A couple weeks ago, I flew to California to deliver a keynote for a global technology company. During the fireside chat portion, I was asked what leaders often get wrong about equity and inclusion work.
I answered as I traditionally do, saying that when leaders obsess over best practices, they often undervalue the first and most important step, which is to clearly define the problem they’re trying to solve. They remain unaware of the specific experiences and behaviors that challenge their inclusion efforts, or how those issues connect to business outcomes. Therefore, they can’t accurately prioritize what to do first and next, where to do it, how to do it, or whom to involve.
The interviewer then asked whether and how the last several months of anti-DEI chaos have changed my usual answer to this question. “What’s the biggest mistake they’re making NOW?”
I paused and took a breath, considering how best to articulate my gut response.
“Right now, we’re sinking to the lowest common denominator. Exhausted by never-ending conflict, we emphasize the ideas on which most people agree. Of course, this list gets shorter with each stroke of division.”
As I spoke, I simultaneously spun through the many ideas that were broadly accepted five years ago but were now up for debate: children should be fed, women should receive reproductive care, human beings should be treated humanely, citizenship aside. I firmly believe that in clinging to what carries the least risk, costs us the least, brings the least attention, and requires the least courage, we strip the work of its meaning.
I continued, “We’re so focused on not doing the wrong things in this polarized environment that we’re failing to do the right things, and this will undoubtedly harm all of us in the long run.”
I went on to explain that in this race to the bottom, we’re leaving people unprotected and rendering them invisible. By not declaring our values more boldly and holding people accountable for living them, we’re stoking the assumption that they no longer matter. And once this happens, all bets are off. Employees will trade our company beliefs for their personal beliefs and then behave accordingly, leading to cultural abandonment. This is how we unwittingly reset the baseline. This is how we begin to unravel our mutual foundation.
Especially disturbing is that, in many instances, risk is currently contextualized by entities whose values don’t coincide with stated company values. Prioritizing the avoidance of near and present risk often puts long-term workplace wellness in danger, because a company’s long-term health relies heavily on integrity and reliability.
Your employees and prospective employees want to know: Can I trust you to be who you say you are? All the time? And for how long?

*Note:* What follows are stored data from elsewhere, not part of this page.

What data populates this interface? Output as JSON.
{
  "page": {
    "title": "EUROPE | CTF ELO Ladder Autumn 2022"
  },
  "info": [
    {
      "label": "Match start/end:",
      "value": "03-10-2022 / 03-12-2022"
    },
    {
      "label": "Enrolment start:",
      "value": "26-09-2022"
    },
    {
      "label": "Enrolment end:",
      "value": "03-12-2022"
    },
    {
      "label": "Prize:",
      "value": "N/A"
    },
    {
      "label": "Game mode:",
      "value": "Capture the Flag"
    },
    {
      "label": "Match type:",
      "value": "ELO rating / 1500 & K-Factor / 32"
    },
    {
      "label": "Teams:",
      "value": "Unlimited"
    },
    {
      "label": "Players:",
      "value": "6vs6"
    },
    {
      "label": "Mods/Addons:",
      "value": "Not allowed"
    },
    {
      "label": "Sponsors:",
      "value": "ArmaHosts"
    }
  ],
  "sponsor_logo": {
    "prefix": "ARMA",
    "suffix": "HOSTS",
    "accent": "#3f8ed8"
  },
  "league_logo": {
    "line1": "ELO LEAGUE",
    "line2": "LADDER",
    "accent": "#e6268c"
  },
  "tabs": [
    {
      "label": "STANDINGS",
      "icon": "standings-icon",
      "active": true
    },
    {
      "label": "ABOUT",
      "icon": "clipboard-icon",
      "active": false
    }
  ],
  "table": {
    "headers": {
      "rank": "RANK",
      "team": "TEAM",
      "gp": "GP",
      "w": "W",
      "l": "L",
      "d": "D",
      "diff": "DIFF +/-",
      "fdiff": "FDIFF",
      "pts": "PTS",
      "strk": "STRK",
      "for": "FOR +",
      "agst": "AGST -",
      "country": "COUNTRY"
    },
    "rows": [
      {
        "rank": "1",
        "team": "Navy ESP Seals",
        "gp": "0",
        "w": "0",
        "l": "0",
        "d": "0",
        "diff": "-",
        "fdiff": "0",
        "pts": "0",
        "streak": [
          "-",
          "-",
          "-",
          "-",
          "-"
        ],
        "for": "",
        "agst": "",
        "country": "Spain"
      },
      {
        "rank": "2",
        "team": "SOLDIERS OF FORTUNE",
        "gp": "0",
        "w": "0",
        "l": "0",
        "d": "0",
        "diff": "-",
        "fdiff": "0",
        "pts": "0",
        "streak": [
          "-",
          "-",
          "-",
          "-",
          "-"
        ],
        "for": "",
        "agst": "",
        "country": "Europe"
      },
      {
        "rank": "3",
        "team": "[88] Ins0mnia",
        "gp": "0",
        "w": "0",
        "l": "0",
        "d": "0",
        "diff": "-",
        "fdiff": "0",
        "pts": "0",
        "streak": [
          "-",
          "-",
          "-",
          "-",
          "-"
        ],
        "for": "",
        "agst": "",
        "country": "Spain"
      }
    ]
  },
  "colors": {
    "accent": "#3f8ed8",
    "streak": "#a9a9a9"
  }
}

Ultimately, there are people and entities who seek to build up, and those who aim to tear down. At any moment, both are loitering—looking for ideas and people and companies to point their energy toward. What this means for all of us practically is there is no guaranteed way to benefit from the former and avoid the latter, because these views are often diametrically opposed. This is why it’s more important than ever to stand on your values and move with your beliefs. Your values anchor you. Your beliefs guide your choices and investments.
Of course, the need to be anchored and guided through change is not reserved for issues of workplace equity and inclusion. Human beings resist change in general, and behind each act of resistance is a messy concoction of fear, entitlement, misguided or misaligned purposes, and a dose of self-righteousness. We can’t get in everyone’s head, and even if we could, the noise would be deafening.
Sometimes the best way forward is to reassess what has always been and will always be true—the parts of your life, your company, and your family that are sources and not symptoms. Going back to your values and recommitting to your beliefs gives the people around you something to connect to when uncertainty reigns. It provides a common cause. It makes you more trustworthy, even if it means you will disappoint some people.
If you’re compromising your values—business or personal—to avoid doing the right thing, the most important question of all, I think, is this:
Who are you most willing to disappoint? And why is it you?